What Is a Forbearance?

Student loans are set up like any other type of fixed loan. You have a certain amount of principal that you have to repay as well as interest on the loan. You have a fixed monthly payment and as such, an expected payoff date. If nothing ever goes wrong, you can make the same payment every month for the life of the loan. However, where student loans differ from traditional loans is that they offer forbearances. A forbearance allows you some help if times get tough. If you have an extenuating circumstance that leads to your inability to repay the loan, you can put it off for a period of time.

The lender will have a number of conditions that qualify for an economic forbearance. Divorce, the death of a family member, and losing your job represent just a few of the reasons that may qualify you for a forbearance. A typical forbearance period lasts for a year and allows you to get back on your feet financially during that time before you have to start making payments again.


If you are considering an economic forbearance on your student loans, you will want to keep in mind a few things. One key consideration should be the way that the interest is handled. While you are in forbearance status, the interest does not stop. It still keeps accumulating at the same rate. The only difference is that you are not making any monthly payments. Therefore, the additional money in interest is just added to the loan balance.

When you do this, you will inevitably end up with a larger loan to pay off quite possibly a higher payment to deal with. Therefore, if you are going to do this, you need to think about the long-term consequences instead of just the short-term payment relief.

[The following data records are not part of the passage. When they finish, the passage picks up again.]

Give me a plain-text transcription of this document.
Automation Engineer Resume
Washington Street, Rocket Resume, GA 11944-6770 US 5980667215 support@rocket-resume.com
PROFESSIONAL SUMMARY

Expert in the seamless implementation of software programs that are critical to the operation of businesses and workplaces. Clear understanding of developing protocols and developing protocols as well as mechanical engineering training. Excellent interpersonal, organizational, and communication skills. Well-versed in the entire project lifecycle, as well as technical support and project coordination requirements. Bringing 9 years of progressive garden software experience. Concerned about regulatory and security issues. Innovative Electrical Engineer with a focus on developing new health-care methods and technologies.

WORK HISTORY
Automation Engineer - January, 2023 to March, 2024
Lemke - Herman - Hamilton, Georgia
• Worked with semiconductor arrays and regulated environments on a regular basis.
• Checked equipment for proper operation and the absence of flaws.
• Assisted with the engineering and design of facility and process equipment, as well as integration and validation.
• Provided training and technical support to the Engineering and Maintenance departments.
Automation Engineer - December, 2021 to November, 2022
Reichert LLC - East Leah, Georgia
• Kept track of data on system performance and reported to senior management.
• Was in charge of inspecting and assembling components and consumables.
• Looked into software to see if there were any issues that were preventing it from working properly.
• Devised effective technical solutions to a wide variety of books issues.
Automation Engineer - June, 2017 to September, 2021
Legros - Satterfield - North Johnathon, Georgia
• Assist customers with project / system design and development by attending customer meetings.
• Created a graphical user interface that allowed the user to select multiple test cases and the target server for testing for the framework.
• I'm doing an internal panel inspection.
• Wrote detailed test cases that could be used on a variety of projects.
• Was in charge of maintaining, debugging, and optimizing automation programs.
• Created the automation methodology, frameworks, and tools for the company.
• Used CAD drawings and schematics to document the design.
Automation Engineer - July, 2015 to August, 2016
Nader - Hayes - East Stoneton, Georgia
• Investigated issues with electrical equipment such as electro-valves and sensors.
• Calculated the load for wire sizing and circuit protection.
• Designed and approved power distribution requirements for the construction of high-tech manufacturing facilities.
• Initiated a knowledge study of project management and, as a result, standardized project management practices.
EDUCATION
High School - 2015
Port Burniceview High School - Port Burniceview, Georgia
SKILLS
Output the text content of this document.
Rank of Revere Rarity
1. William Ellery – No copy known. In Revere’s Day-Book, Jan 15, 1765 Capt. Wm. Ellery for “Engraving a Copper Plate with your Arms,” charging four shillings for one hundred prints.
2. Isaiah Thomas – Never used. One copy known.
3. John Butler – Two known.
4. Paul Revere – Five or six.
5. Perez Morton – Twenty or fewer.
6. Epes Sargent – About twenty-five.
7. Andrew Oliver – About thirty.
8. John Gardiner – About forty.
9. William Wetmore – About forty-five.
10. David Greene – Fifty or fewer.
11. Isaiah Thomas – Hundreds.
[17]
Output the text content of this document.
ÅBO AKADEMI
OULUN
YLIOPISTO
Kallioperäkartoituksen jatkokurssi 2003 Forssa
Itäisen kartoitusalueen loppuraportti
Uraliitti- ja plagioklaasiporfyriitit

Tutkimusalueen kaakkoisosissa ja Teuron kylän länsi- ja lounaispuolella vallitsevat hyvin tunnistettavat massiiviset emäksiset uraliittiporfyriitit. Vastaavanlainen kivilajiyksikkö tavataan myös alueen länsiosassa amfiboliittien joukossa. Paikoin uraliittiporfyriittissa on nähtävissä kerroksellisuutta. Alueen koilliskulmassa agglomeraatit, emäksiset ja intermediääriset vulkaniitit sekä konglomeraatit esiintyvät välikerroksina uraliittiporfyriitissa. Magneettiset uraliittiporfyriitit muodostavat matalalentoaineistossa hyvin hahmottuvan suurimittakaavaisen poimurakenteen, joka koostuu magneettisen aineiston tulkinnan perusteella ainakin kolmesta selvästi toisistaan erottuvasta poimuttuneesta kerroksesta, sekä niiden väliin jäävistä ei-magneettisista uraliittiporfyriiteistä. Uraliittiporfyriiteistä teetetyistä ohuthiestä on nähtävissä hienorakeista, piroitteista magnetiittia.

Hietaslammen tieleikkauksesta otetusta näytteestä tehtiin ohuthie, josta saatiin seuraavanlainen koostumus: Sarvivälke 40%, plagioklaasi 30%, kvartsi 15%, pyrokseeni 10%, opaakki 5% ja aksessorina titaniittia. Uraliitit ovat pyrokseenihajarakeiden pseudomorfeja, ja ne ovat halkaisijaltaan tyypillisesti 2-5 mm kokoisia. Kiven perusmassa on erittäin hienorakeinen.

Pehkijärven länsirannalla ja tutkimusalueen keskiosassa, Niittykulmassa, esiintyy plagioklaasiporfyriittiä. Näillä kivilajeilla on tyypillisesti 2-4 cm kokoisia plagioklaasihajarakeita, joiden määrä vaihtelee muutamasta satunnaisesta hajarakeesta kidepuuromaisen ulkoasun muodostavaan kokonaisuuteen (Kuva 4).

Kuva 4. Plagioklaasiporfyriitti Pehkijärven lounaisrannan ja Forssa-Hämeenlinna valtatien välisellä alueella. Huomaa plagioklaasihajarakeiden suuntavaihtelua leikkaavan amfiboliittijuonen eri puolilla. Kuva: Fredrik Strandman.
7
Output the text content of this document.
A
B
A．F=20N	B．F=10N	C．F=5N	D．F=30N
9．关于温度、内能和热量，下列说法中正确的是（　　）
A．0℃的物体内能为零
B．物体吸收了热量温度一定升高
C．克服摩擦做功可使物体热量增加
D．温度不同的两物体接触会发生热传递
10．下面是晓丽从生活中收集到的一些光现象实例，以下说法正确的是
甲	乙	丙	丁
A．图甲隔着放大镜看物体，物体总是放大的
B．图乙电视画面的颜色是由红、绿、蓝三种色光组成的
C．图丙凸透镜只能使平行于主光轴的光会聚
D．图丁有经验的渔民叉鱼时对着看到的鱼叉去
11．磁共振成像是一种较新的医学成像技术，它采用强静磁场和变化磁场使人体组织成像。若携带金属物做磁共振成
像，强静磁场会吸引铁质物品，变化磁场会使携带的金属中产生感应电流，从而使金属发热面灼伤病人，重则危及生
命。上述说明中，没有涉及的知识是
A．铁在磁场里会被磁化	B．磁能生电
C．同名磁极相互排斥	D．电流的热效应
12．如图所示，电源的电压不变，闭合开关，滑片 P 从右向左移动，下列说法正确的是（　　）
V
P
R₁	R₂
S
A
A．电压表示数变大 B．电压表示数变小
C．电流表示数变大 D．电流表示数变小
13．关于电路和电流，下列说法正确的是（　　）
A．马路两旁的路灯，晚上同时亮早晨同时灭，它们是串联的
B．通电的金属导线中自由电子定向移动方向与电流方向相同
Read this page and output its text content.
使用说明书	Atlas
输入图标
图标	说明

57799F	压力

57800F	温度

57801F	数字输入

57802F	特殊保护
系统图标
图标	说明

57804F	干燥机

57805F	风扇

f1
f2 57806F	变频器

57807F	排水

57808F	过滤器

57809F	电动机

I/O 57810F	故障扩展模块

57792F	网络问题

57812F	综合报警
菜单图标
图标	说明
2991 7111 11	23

When to Consider a Forbearance

Taking a forbearance is not something that you should decide on a whim. This is a big financial decision that should require some thought on your part. As it is increasing your debt overall, it can actually affect you negatively in the long run. Before you take a forbearance, make sure that your situation warrants it. First of all, ask the lender if you even qualify for a forbearance under your current condition. If you do qualify, you still need to consider all of the factors. You should make sure that you cannot afford the payments under your current financial condition, but you expect to be able to at a later date.